Pourquoi coopérer entre territoires dans un monde en compétition ?
Michel Bussi
Université de Rouen, UMR CNRS IDEES

Aujourd’hui, tout autant que les guerres et conflits, se sont les coopérations territoriales qui recomposent le monde. L’union européenne, les grandes régions, les réseaux de villes, les intercommunalités sont autant d’exemples mondiaux de territoires qui se construisent essentiellement à partir de processus de coopération.

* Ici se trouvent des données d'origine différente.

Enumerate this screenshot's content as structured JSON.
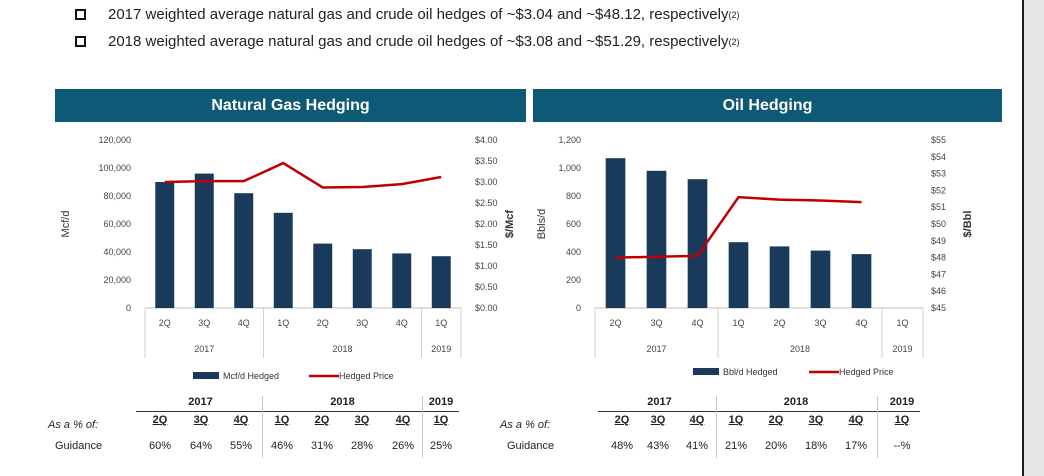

Cette communication s’appuiera sur la présentation d’un ouvrage collectif dirigé par Michel Bussi : « Un monde en recomposition : géographie des coopérations territoriales », publié en 2008, aux Presses Universitaires de Rouen (Co-auteurs : Bernard Elissalde, Gérald Billard, Stéphanie Lima, Bruno Lecoquière, Françoise Lucchini, Yvette Vaguet, Laurent Lévèque…). L’ouvrage analyse cette « révolution silencieuse » des territoires, qui a été relativement peu été étudiée par les géographes. Cette conférence (et cet ouvrage) repose sur un double objectif :

- observer dans des aires géographiques variées ces processus de recompositions territoriales par les coopérations (Europe, Afrique, monde anglophone, Proche-Orient, Amérique latine, Russie)

- proposer des pistes de réflexions théoriques, empruntées notamment à l’économie politique, pour une « géographie des coopérations territoriales ».

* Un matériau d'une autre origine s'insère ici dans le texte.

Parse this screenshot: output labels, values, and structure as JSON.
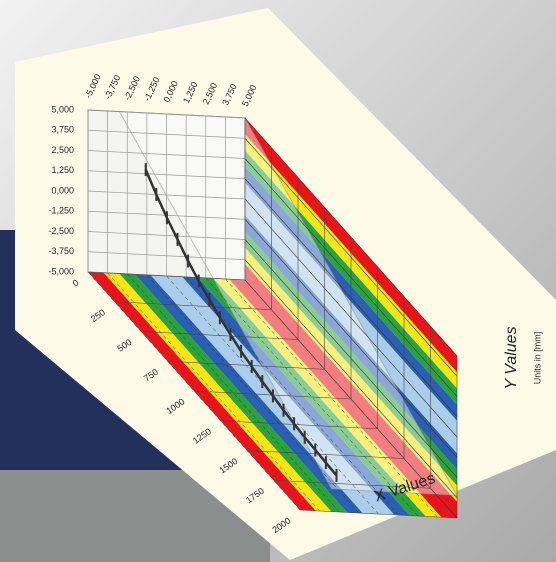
{
  "chart_data": {
    "type": "line3d",
    "x_label": "X Values",
    "y_label": "Y Values",
    "y_sublabel": "Units in [mm]",
    "xlim": [
      0,
      2000
    ],
    "xticks": [
      0,
      250,
      500,
      750,
      1000,
      1250,
      1500,
      1750,
      2000
    ],
    "ylim": [
      -5,
      5
    ],
    "yticks": [
      {
        "value": -5,
        "label": "-5,000"
      },
      {
        "value": -3.75,
        "label": "-3,750"
      },
      {
        "value": -2.5,
        "label": "-2,500"
      },
      {
        "value": -1.25,
        "label": "-1,250"
      },
      {
        "value": 0,
        "label": "0,000"
      },
      {
        "value": 1.25,
        "label": "1,250"
      },
      {
        "value": 2.5,
        "label": "2,500"
      },
      {
        "value": 3.75,
        "label": "3,750"
      },
      {
        "value": 5,
        "label": "5,000"
      }
    ],
    "zlim": [
      -5,
      5
    ],
    "zticks": [
      {
        "value": -5,
        "label": "-5,000"
      },
      {
        "value": -3.75,
        "label": "-3,750"
      },
      {
        "value": -2.5,
        "label": "-2,500"
      },
      {
        "value": -1.25,
        "label": "-1,250"
      },
      {
        "value": 0,
        "label": "0,000"
      },
      {
        "value": 1.25,
        "label": "1,250"
      },
      {
        "value": 2.5,
        "label": "2,500"
      },
      {
        "value": 3.75,
        "label": "3,750"
      },
      {
        "value": 5,
        "label": "5,000"
      }
    ],
    "grid": true,
    "band_colors": [
      "#e8141c",
      "#f5e614",
      "#2aa33c",
      "#2a5fb4",
      "#a9cdea"
    ],
    "series": [
      {
        "name": "Y Values",
        "color": "#333333",
        "x": [
          100,
          200,
          300,
          400,
          500,
          600,
          700,
          800,
          900,
          1000,
          1100,
          1200,
          1300,
          1400,
          1500,
          1600,
          1700,
          1800,
          1900
        ],
        "values": [
          2.2,
          1.4,
          0.7,
          0.1,
          -0.5,
          -1.0,
          -1.4,
          -1.8,
          -2.1,
          -2.4,
          -2.6,
          -2.8,
          -2.95,
          -3.1,
          -3.2,
          -3.3,
          -3.35,
          -3.4,
          -3.45
        ],
        "errors": [
          0.4,
          0.4,
          0.4,
          0.4,
          0.4,
          0.4,
          0.4,
          0.4,
          0.4,
          0.4,
          0.4,
          0.4,
          0.4,
          0.4,
          0.4,
          0.4,
          0.4,
          0.4,
          0.4
        ]
      }
    ]
  }
}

En effet, en géographie, le terme de « coopération » est le plus souvent entendu dans le sens de coopération nord-sud, c'est-à-dire d’une « aide économique aux pays moins développés ». C’est de loin le sens principal, donné à la « coopération » dans les ouvrages de géographie. La « coopération », au sens général, est ainsi absente des principaux dictionnaires de géographie.

Ce faible intérêt des géographes pour la coopération tranche avec la place réservée à ce concept en science économique. La coopération apparaît au cœur des réflexions des économistes, à travers au moins deux sous-disciplines : « L’économie politique », et notamment la théorie des jeux coopératifs ou non coopératifs ; « la science régionale ».

Si la « science régionale » est de loin de champ le plus connu des géographes, le champ de « l’économie politique » est apparu plus récemment. Les « économistes politiques » font de la coopération le concept central de leur recherche, mais la coopération est alors très peu analysée sous un angle géographique. Réciproquement, les géographes connaissent peu l’économie politique. Ainsi, dans le champ des modèles économiques, les géographes se sont largement inspirés d’un certain nombre de modèles d’économie spatiale (Christaller, Von Thünen, Thiessen, Alonso, Reilly etc…). Par contre, les géographes, au moins français, n’ont quasiment pas visité le champ des modèles de l’économie politique. Les modèles déterministes continuent donc d’être explorés alors que ceux basés sur la théorie des jeux (et donc les stratégies d’acteurs) sont en grande partie inconnus des géographes (Von Neumann, Nash, Axelrod, Schelling). Tazdait (2005) affirme ainsi : « les jeux ont fini par dresser un pont entre différents domaines de recherche, favorisant ainsi l’interdisciplinarité. On assiste aujourd’hui à des collaborations entre économistes, sociologues, politologues, anthropologues, psychologues, voire biologistes ». Mais parmi cette longue liste de disciplines, les géographes ne sont pas cités… Pourtant, de Von Neumann à Axelrod en passant pas Schelling, l’espace est très souvent présenté comme une matrice indispensable à la coopération (Bussi, Daudé, 2005).

Notre communication, se propose de tenter de définir et détailler la « coopération territoriale » autour de quatre concepts centraux (coalition, réciprocité, alignement, entraînement). Elle détaillera ensuite un modèle contractuel, tentative de typologie entre trois formes de coopérations territoriales (coopération stratégique, coopération subsidiaire, coopération communautaire), qui répondent à trois questions centrales (Quel intérêt commun pour une association territoriale ? Comment s’assurer d’un pouvoir de décision égal dans un contexte territorial ? Comment partager également les bénéfices et assurer les risques ?).

L’ensemble de ces développements sera illustré d’exemples géographiques concrets issus des travaux spécifiques de terrains de l’ouvrage « Un monde en recomposition : géographie des coopérations territoriales » (France, Union européenne, Mali, Argentine, Australie etc..).